Kingdom and Stickleback each run through March 2007 alongside the mammoth new ABC Warriors multi-book epic, about which more next time, and 2000 AD feels more vibrant, alive and amazing than it had at any time in 2006. And it had been a very good year! But a lineup this thunderous doesn't come along just every day. Looking over 2000 AD's wonderful and busy history, can anybody name another prog in which two such amazing and excellent stories debuted? Tharg spoiled us. (Oh, yeah, and it also featured new episodes of Judge Dredd and Harry Kipling (Deceased) and The 86ers and Nikolai Dante and Sinister Dexter... sheesh!)

Stories from this issue (everything except Sin Dex) have been reprinted in the following collected editions:
The 86ers: The Complete 86ers (2000 AD's Online Shop)
The ABC Warriors: The Volgan War Vol. 1 (Amazon UK)
Harry Kipling (Deceased): Mad Gods and Englishmen (free "graphic novel" bagged with Judge Dredd Megazine 323, from 2000 AD's Online Shop)
Judge Dredd: Origins (2000 AD's Online Shop)
Kingdom: The Promised Land (Amazon USA)
Nikolai Dante: The Beast of Rudinshtein (Volume Eight, from 2000 AD's Online Shop)
Stickleback: Mother London (out of print, link to Amazon UK sellers)

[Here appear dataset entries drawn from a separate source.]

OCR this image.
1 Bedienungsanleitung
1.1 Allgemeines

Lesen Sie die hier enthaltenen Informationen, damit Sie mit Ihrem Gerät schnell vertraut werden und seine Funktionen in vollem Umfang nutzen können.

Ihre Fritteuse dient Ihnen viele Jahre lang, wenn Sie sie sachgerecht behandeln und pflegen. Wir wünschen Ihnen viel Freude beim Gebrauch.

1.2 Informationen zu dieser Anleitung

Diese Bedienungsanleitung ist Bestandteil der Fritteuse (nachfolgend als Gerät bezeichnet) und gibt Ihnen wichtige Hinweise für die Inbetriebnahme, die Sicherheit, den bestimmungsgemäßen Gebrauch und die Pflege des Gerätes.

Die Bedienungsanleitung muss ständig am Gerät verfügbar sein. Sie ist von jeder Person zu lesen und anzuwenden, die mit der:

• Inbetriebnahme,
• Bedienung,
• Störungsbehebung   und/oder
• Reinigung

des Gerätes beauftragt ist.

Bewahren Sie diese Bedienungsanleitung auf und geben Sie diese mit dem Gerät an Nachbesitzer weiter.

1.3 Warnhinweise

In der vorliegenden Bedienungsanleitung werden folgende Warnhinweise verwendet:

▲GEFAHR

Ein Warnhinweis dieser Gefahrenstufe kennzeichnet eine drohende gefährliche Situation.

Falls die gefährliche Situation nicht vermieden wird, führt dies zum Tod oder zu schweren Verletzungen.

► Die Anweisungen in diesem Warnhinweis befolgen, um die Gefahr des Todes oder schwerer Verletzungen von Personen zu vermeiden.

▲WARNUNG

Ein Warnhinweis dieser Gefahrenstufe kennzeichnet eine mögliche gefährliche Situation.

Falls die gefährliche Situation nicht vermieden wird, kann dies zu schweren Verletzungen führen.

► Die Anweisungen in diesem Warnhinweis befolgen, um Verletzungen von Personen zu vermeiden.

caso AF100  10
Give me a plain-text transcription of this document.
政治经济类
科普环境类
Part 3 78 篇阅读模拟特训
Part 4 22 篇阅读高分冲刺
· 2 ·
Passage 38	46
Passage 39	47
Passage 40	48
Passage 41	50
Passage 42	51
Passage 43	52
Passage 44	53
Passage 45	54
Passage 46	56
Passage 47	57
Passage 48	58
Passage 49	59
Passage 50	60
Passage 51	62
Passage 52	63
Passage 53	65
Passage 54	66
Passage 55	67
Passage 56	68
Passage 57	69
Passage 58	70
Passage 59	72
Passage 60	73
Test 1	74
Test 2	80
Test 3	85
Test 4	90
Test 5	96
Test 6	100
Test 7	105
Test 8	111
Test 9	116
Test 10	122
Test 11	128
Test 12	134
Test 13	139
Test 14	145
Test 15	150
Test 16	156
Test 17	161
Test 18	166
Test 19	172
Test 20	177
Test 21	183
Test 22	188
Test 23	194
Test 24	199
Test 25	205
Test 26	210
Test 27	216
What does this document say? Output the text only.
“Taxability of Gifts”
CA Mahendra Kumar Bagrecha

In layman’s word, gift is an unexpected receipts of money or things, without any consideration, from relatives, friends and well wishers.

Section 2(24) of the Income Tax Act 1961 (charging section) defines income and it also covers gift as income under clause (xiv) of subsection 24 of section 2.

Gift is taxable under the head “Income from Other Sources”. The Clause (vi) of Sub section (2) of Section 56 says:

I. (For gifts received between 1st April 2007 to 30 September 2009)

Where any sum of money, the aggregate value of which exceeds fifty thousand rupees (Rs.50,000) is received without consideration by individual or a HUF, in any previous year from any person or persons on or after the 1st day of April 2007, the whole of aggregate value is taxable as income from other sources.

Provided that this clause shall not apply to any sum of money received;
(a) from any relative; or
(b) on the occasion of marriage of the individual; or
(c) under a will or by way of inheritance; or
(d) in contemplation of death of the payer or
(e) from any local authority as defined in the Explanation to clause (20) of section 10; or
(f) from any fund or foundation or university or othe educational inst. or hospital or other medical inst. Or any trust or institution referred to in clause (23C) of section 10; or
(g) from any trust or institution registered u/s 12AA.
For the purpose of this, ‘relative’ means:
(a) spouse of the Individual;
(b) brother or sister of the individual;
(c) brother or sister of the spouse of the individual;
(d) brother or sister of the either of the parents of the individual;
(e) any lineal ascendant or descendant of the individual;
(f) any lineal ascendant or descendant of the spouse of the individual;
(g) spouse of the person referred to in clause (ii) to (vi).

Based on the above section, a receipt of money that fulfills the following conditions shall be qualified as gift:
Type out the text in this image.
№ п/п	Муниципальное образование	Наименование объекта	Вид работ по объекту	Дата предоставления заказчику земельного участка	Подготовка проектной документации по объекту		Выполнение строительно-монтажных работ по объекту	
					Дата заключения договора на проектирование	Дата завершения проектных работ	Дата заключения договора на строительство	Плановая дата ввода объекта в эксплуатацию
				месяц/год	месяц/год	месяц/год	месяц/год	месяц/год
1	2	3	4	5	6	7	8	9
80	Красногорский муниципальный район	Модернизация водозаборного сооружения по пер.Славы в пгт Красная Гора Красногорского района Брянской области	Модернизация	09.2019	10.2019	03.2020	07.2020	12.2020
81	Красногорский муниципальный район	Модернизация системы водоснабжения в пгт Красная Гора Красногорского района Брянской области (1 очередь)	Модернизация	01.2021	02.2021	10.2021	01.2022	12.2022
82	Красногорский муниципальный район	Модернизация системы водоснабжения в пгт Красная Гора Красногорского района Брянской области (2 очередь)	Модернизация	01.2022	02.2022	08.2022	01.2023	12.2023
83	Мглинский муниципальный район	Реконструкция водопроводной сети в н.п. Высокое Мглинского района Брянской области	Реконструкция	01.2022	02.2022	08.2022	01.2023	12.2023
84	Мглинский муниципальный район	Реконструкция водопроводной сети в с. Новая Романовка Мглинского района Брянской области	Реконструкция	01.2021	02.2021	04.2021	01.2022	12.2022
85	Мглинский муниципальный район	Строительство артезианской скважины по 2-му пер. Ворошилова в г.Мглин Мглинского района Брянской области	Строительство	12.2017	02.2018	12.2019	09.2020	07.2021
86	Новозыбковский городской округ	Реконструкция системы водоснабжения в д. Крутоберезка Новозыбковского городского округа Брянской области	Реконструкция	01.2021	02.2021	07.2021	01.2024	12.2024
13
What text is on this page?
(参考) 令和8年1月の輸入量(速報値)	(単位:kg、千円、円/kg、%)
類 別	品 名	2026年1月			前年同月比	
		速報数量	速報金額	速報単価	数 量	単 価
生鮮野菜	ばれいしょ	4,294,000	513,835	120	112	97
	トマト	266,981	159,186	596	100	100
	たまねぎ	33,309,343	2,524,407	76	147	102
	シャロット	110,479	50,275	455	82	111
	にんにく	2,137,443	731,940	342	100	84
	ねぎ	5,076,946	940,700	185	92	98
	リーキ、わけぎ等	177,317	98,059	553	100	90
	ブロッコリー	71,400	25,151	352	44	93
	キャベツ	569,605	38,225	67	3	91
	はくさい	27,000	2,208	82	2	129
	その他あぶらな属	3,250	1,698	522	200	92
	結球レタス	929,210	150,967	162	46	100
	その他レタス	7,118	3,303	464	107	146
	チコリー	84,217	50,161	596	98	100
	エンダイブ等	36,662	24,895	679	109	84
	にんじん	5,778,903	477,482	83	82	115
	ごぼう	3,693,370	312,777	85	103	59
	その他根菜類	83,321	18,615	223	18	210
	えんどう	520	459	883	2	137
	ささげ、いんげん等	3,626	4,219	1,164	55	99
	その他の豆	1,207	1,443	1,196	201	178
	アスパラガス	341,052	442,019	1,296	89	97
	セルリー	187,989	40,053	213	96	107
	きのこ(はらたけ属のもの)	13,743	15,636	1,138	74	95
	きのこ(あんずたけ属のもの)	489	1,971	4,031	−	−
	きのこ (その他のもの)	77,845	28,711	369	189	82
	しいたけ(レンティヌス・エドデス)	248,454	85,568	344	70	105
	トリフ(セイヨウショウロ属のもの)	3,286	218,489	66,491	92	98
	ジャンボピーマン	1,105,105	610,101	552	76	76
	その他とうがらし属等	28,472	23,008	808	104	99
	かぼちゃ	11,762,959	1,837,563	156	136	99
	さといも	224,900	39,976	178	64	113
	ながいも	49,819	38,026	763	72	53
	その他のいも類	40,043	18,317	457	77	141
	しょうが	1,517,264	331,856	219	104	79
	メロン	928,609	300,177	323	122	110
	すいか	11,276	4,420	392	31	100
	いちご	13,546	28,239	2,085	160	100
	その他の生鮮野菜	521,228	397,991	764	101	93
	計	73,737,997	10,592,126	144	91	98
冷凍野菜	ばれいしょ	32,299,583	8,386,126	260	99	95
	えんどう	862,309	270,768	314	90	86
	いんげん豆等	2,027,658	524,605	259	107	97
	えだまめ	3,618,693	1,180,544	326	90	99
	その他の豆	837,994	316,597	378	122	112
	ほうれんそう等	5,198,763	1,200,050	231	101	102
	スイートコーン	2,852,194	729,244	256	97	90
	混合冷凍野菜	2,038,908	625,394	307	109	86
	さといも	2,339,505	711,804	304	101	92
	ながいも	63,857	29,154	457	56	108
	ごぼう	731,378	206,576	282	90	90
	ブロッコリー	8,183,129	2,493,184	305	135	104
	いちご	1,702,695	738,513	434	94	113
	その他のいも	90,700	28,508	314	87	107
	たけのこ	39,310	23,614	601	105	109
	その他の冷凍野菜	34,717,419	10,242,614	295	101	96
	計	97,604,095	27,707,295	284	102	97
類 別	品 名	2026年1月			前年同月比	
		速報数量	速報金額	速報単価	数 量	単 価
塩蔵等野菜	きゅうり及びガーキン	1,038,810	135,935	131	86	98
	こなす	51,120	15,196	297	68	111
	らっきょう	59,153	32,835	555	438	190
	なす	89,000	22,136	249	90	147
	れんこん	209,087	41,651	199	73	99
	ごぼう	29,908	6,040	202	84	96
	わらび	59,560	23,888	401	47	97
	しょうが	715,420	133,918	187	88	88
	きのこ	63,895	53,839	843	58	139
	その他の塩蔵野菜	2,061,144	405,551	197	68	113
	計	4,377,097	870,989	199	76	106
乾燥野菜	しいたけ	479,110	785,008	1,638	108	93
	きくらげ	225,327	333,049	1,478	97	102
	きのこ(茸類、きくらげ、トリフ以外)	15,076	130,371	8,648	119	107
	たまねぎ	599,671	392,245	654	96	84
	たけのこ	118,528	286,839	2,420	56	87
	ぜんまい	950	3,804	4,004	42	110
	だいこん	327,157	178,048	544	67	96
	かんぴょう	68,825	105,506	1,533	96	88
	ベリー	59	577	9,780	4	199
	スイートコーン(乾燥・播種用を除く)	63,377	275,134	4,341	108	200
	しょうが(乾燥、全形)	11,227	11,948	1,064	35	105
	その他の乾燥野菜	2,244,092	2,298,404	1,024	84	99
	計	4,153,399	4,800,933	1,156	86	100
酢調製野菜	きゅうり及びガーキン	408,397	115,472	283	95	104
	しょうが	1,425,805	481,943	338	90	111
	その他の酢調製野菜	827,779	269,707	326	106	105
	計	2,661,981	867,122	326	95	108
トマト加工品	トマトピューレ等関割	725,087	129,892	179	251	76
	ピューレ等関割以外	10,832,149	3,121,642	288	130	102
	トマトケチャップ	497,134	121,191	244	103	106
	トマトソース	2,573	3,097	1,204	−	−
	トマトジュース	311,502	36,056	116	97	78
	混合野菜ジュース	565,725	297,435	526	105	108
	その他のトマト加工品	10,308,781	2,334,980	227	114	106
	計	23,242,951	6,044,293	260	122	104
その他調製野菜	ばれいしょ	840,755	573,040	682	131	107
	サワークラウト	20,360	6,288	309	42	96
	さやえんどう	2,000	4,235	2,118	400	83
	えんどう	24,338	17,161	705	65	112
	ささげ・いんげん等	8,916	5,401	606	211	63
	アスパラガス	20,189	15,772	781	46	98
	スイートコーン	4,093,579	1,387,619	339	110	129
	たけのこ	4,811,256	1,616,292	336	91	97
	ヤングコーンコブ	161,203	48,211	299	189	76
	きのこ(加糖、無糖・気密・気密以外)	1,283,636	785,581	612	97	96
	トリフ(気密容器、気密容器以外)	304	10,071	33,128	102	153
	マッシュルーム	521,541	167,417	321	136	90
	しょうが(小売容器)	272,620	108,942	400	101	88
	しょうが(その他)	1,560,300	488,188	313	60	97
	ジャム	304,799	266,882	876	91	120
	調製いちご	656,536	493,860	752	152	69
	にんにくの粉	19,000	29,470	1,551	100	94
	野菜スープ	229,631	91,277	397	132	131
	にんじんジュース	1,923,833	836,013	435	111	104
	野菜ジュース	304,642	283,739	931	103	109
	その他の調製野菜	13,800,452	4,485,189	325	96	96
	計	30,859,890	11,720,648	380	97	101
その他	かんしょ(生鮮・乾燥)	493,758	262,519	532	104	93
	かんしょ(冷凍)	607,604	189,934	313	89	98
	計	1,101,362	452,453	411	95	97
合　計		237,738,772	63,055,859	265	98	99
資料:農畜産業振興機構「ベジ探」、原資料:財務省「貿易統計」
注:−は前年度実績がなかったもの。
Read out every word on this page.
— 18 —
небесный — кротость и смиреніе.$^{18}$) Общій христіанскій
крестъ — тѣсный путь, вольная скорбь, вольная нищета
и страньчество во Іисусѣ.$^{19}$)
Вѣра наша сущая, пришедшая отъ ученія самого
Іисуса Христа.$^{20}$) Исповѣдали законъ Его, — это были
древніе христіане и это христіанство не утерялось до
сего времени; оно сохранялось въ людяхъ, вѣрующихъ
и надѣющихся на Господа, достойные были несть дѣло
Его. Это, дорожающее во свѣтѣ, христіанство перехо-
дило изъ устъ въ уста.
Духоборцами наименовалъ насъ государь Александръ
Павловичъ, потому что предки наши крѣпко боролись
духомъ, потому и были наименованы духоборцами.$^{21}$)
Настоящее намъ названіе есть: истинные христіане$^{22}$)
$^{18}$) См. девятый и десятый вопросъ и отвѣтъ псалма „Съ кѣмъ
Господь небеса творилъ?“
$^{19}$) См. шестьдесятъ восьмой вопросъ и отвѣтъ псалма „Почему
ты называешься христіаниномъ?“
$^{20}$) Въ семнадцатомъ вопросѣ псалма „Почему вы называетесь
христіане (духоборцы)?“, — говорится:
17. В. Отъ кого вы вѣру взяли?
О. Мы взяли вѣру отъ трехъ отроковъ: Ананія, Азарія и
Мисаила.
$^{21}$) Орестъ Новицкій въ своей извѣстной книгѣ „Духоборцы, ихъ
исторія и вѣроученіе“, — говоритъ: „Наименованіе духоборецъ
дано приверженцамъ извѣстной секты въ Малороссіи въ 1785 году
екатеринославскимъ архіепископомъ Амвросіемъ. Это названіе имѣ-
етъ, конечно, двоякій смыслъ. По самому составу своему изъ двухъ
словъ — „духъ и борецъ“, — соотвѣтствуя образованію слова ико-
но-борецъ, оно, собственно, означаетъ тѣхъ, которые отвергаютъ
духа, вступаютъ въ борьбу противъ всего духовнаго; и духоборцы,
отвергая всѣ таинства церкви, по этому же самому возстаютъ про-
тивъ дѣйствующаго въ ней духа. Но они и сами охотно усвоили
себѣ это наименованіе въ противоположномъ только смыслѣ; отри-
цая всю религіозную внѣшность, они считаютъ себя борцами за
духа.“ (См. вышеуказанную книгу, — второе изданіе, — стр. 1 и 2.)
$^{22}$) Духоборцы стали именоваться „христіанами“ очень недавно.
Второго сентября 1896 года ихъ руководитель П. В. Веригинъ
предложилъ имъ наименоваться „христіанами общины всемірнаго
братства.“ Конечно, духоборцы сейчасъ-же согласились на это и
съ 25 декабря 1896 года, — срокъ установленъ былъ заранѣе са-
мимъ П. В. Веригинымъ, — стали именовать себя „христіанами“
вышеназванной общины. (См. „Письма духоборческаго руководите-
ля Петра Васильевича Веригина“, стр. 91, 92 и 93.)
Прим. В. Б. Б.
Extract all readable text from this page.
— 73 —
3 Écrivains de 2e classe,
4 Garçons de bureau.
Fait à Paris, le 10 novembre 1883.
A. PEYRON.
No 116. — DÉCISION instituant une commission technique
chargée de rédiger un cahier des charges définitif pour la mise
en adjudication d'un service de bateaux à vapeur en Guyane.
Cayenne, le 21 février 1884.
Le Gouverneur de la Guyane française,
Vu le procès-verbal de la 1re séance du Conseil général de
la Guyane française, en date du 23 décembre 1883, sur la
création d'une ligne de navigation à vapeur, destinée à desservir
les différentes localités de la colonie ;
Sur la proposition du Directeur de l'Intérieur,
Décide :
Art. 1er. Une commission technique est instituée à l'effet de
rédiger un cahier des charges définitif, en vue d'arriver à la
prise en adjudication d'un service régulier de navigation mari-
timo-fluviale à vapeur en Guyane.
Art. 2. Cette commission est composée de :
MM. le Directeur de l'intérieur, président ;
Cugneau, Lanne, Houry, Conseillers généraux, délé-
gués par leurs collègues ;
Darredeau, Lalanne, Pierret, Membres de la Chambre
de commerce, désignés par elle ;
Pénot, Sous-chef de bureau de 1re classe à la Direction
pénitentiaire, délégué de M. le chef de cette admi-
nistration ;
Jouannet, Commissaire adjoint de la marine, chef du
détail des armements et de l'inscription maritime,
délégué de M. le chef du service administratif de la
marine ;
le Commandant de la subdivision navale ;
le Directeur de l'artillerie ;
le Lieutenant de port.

Next time, it's giant mecha-Stalins against the ABC Warriors! See you in seven!

1 comment:

Kate H said...

Tharg, in his infinite wisdom, chose to land his Nerve Centre in the UK, so it's only natural that he'd adopt to the native terminology first when trying to communicate with us mere Earthlets.

A "season" really only makes sense in terms of the specific instance of the way US network television works. Our TV evolved differently and the word "season" has never been used much over here, except by makers/devotees of programmes aiming for transatlantic appeal. It'd be even less meaningful in the context of a weekly anthology comic, while "series" (despite the potential for double-meaning) does just about make sense. Sort of.